Die Geschichte unserer Bewegung beginnt nicht mit Sponsoren, CSD-Bühnen oder Regenbogenwerbung. Sie beginnt mit Widerstand. Stonewall war kein harmloses Fest und kein höflicher Appell an die Mächtigen. Es war ein Aufstand von Menschen, die sich gegen Polizeigewalt, Repression und eine Gesellschaft gewehrt haben, die ihnen keinen Platz zugestehen wollte. Gerade deshalb ist es fatal, wenn heute versucht wird, Pride zu entpolitisieren.

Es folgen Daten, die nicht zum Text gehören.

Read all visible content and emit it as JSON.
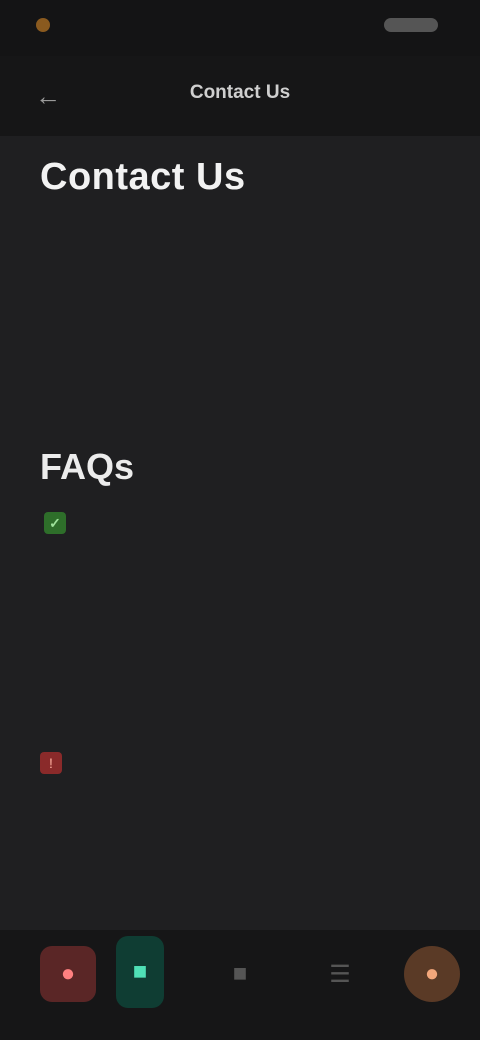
{
  "status_bar": {
    "left_text": "",
    "right_text": ""
  },
  "header": {
    "title": "Contact Us",
    "back_icon": "back-arrow-icon"
  },
  "contact_section": {
    "heading": "Contact Us",
    "paragraph_1_before_link": "",
    "paragraph_1_link": "",
    "paragraph_1_after_link": "",
    "paragraph_2": ""
  },
  "faq_section": {
    "heading": "FAQs",
    "checkbox_label": "",
    "paragraph": ""
  },
  "warning_section": {
    "text": ""
  },
  "bottom_nav": {
    "items": [
      {
        "icon": "home-icon"
      },
      {
        "icon": "chat-icon"
      },
      {
        "icon": "grid-icon"
      },
      {
        "icon": "list-icon"
      },
      {
        "icon": "profile-icon"
      }
    ]
  },
  "colors": {
    "background": "#1f1f21",
    "accent_green": "#3fae49",
    "warning_red": "#8a2a2a"
  }
}
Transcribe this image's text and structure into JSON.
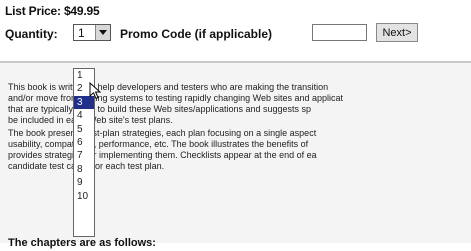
{
  "price": {
    "text": "List Price: $49.95"
  },
  "quantity": {
    "label": "Quantity:",
    "value": "1",
    "options": [
      "1",
      "2",
      "3",
      "4",
      "5",
      "6",
      "7",
      "8",
      "9",
      "10"
    ],
    "highlighted": "3"
  },
  "promo": {
    "label": "Promo Code (if applicable)",
    "value": ""
  },
  "next_button": {
    "label": "Next>"
  },
  "paragraphs": {
    "p1": [
      "This book is written to help developers and testers who are making the transition",
      "and/or move from testing systems to testing rapidly changing Web sites and applicat",
      "that are typically used to build these Web sites/applications and suggests sp",
      "be included in each Web site's test plans."
    ],
    "p2": [
      "The book presents test-plan strategies, each plan focusing on a single aspect",
      "usability, compatibility, performance, etc. The book illustrates the benefits of",
      "provides strategies for implementing them. Checklists appear at the end of ea",
      "candidate test cases for each test plan."
    ]
  },
  "chapters_heading": "The chapters are as follows:",
  "colors": {
    "highlight": "#1f2f8a",
    "panel": "#f4f4f4"
  },
  "icons": {
    "dropdown_arrow": "chevron-down-icon",
    "pointer": "mouse-cursor-icon"
  }
}
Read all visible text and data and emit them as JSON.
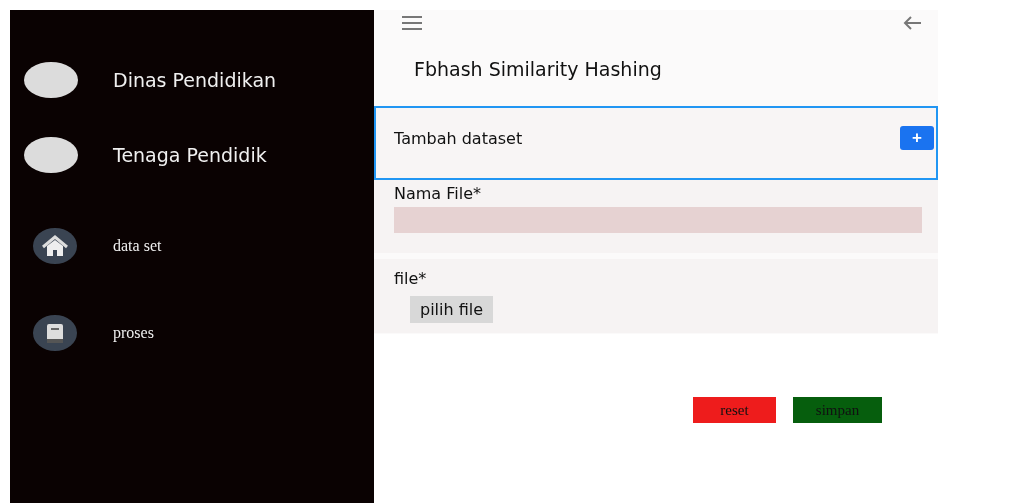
{
  "sidebar": {
    "items": [
      {
        "kind": "avatar",
        "label": "Dinas Pendidikan"
      },
      {
        "kind": "avatar",
        "label": "Tenaga Pendidik"
      },
      {
        "kind": "home",
        "label": "data set"
      },
      {
        "kind": "book",
        "label": "proses"
      }
    ]
  },
  "header": {
    "title": "Fbhash Similarity Hashing"
  },
  "card": {
    "title": "Tambah dataset",
    "add_button": "+"
  },
  "form": {
    "fields": [
      {
        "kind": "text",
        "label": "Nama File*"
      },
      {
        "kind": "file",
        "label": "file*",
        "button": "pilih file"
      }
    ]
  },
  "buttons": [
    {
      "kind": "reset",
      "label": "reset"
    },
    {
      "kind": "save",
      "label": "simpan"
    }
  ]
}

Gleichzeitig erklärt die Leitung der Pride Aargau ihre Demonstration selbst als «explizit politische Aktion für queere Rechte und Anliegen» und fordert queere Fahnen, Plakate und Banner. Wer daraus dennoch ableitet, Politik müsse vor den Toren der Pride Halt machen, widerspricht dem Ursprung und dem Charakter unserer Bewegung.


Wir lassen uns unsere Politik nicht vorgeben.


STONEWALL WAS A RIOT — WE WON'T BE QUIET!


Eine queere Befreiung, die an nationalen Grenzen endet, bleibt unvollständig. Unsere Kämpfe sind miteinander verbunden – mit feministischen Kämpfen, antirassistischem Widerstand und den Kämpfen gegen Kolonialismus, Besatzung und kapitalistische Ausbeutung.


Deshalb haben wir auch dieses Jahr unmissverständlich gesagt:


NO PRIDE IN GENOCIDE!


Während in Gaza Menschen getötet, vertrieben und ihrer Lebensgrundlagen beraubt werden, darf eine Pride nicht so tun, als hätte all das nichts mit unserer politischen Verantwortung zu tun. Für uns ist Solidarität nicht davon abhängig, ob sie bequem ist oder in das Bild einer unpolitischen Feier passt.


Queere Menschen existieren überall. Auch in Palästina kämpfen sie gegen Queerfeindlichkeit und patriarchale Verhältnisse. Ihre Existenz darf nicht dazu benutzt werden, eine ganze Bevölkerung zu entmenschlichen oder Besatzung und staatliche Gewalt zu legitimieren.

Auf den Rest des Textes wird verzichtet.